Everything You Need To Know About Starting Your Egg Donation Journey
The decision to move forward on your path to parenthood with the help of an egg donor is only the first in a series of many decisions to come. In this article, we will discuss the most important factors to consider when you begin your egg donation journey.
The First Step: Where To Start Your Search For An Egg Donor
When you begin your search for an egg donor, it’s very helpful to be well versed on all your available options for finding your donor. Here are your main options.
- Agencies. Agencies generally offer access to a database where you can explore their donor candidates in order to find the donor that’s right for you. There are two main advantages to using an agency: one, they usually offer the largest pool of egg donors and two, agencies are the best place to find egg donors with specific traits or characteristics.
- Fertility clinics. Some fertility clinics have a database of in-house donors and although their options may be more limited, this option can also be less expensive. It's also important to note that some clinics only work with egg donors that are already a part of their database and will not allow you to use an outside agency.
- Donor egg banks. Egg banks are a less expensive option than agency donors but more expensive than using a clinic donor. The egg quality of egg banks varies widely and since they are under no obligation to publish success rates, it's impossible to compare their efficacy with other options.
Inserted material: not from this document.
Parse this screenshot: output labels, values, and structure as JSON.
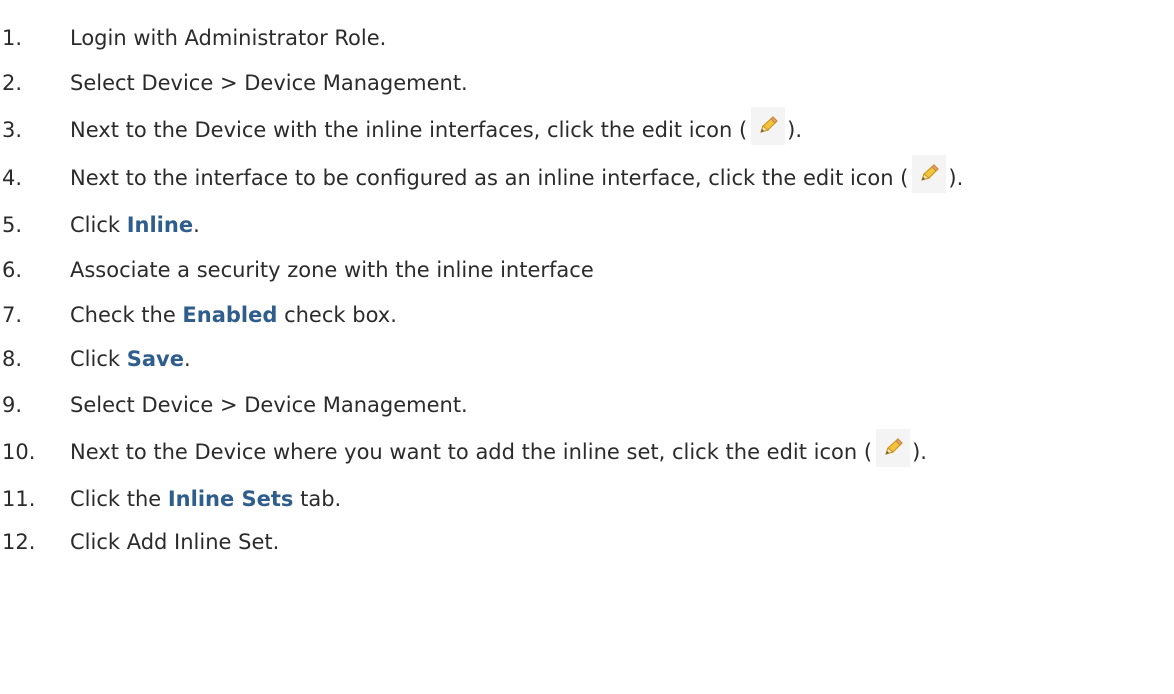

- Egg donor who is a relative or friend. Some prospective parents accept the gift of donor eggs from a family member, friend or acquaintance.
Questions you should ask your egg donor provider
It is important you know what information to ask for. Here are the questions you might want to consider asking your egg donor providers:
- What are the donor’s follicle count and AMH/AFC level? (These tests measure the donor’s egg reserve and tell you how many potential eggs the donor might produce on her next cycle. Most clinics agencies don’t run these tests before you sign a contract and pay their fees, but some test it in advance to get a better idea of what can be expected from a donor).
- What are the criteria your donors must meet?
- How do you recruit donors?
- What information do you share about your egg donors?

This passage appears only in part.